@_thegeoff who specifically might find it interesting
Consider a pot with a convex bottom (i.e. it will stand on its midpoint) with sufficiently large radius of curvature to make it stable when filled to any level. When you put such a pot on an electric hotplate and get it boiling, it starts rocking: https://www.youtube.com/watch?v=vB_szsLa3zk
I have a hypothesis on what's going on (the pot rocks away from the area where the boiling is more intense due to density difference, contact with hotplate increases rate of heating, so there's more heating on the side that's currently lower and thus any rocking gets amplified). Sadly, I don't have the pot anymore and didn't thing at that time of any experiments that could falsify this hypothesis.
@robryk (1/2) Lovely! My hypothesis here is something most people don't realise about boiling water with a hot surface:
Turn on an electric kettle. It starts to make noise as the water gets hotter, and gets louder the hotter it gets, but then just before it boils it gets quieter again.
Seriously, I made a graph a few years ago.
@robryk The critical thing is what makes the sound: it's not bubbles going pop (well, it is at the very beginning as the water expels dissolved gas), it's bubbles of gaseous water...not "steam" as in stuff in your bathroom, or mist, but actual gaseous H2O.
This forms close to the hot surface, a pocket of it starts to rise. But it quickly hits cooler water and condenses, and that happens *fast*!
The collapse is violent, a little hammer blow.

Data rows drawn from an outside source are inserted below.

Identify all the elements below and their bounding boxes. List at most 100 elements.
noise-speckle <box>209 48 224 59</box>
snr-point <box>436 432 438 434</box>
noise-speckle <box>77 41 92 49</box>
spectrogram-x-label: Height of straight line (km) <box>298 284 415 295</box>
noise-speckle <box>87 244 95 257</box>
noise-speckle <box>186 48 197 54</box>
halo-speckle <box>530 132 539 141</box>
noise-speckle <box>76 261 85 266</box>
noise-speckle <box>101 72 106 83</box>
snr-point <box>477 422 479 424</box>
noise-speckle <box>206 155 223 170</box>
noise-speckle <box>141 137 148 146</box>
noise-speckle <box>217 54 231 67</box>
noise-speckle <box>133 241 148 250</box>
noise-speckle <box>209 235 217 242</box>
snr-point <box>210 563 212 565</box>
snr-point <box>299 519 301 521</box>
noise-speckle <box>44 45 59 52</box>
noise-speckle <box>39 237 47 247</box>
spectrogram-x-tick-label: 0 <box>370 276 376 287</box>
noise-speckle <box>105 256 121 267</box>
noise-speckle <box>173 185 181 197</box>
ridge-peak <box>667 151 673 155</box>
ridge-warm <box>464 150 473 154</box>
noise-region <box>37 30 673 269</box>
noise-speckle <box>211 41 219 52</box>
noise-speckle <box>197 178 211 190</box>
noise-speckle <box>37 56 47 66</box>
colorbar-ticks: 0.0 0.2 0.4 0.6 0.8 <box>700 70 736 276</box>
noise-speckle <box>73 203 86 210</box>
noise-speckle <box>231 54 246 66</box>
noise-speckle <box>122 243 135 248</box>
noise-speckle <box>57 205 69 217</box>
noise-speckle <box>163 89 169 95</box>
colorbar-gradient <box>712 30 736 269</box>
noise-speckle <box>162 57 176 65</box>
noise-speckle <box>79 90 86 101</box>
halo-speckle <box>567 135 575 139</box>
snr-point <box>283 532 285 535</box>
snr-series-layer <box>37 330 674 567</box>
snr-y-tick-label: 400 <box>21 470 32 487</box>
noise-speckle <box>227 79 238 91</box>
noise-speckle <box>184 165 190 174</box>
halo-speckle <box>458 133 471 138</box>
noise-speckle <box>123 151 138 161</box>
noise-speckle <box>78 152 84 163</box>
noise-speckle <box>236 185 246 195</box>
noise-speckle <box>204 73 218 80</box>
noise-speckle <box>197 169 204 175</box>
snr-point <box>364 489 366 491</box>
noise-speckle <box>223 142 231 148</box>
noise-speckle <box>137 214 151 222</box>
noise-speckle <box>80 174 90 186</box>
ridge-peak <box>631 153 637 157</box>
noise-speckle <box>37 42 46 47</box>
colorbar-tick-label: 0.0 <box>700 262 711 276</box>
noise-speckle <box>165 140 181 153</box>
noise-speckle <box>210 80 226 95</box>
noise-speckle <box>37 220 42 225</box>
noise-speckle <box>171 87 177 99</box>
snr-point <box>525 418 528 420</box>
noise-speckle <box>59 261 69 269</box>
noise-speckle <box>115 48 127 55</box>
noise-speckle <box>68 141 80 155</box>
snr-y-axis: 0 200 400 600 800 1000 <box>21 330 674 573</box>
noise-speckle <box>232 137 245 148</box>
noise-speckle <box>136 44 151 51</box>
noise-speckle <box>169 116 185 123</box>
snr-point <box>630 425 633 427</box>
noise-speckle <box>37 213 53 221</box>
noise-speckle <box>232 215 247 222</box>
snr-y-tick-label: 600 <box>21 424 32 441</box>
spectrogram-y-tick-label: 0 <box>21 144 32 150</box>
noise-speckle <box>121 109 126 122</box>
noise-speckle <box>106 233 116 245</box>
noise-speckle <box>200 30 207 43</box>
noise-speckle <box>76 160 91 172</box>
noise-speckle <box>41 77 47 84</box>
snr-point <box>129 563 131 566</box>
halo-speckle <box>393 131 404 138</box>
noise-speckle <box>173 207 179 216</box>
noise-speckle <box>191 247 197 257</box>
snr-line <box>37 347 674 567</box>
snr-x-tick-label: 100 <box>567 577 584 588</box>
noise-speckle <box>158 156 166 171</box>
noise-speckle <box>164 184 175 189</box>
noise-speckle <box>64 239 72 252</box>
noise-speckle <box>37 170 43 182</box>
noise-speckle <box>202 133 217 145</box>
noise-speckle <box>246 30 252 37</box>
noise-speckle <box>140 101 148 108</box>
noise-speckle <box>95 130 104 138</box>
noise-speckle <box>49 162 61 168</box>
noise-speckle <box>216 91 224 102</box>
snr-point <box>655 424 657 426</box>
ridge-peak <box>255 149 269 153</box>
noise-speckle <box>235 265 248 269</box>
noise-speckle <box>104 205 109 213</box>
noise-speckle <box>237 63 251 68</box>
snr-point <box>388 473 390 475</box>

It's what makes the noise, and maybe moves the pan?
But why would the liquid start roiling in the first place? Liquid surface tilt and pot tilt are obviously coupled resonators, so practically you will get both oscillating if you get either.
But they would impart only angular momentum to the pot, and not momentum (because they leave the surface level roughly constant and unchanged if averaged over horizontal circles a cm or two in radius). So, this explanation could be tested by letting the pot slide ~frictionlessly sideways and seeing whether its center of mass moves sideways, right?
Yeah, you can see how many assumptions one must make to have students model convection: https://ipho.olimpicos.net/pdf/IPhO_2008_Q3.pdf (for example, the convection cell size is clearly mostly a property of the fluid, and yet I've never found any intuitive explanation for what the size should be or even any Reynolds-number-like symmetries).
Hmm... somewhat relatedly: can one get a conservation law from the symmetry that gives the Reynolds number (via Noether theorem on presumably some weird space that includes fluid properties)?
@robryk If I could apply Noether to turbulent flow I'd be in a very different job 🤣
@robryk convection currents love to be conplex. Heat a couple of inches of oil in a small pan and you'll see cool geometric diffraction patterns forming and shifting. Now speed up the idea and add turbulence from boiling!
Boiling water is far from a simple problem, despite being one of humanity's earliest technologies!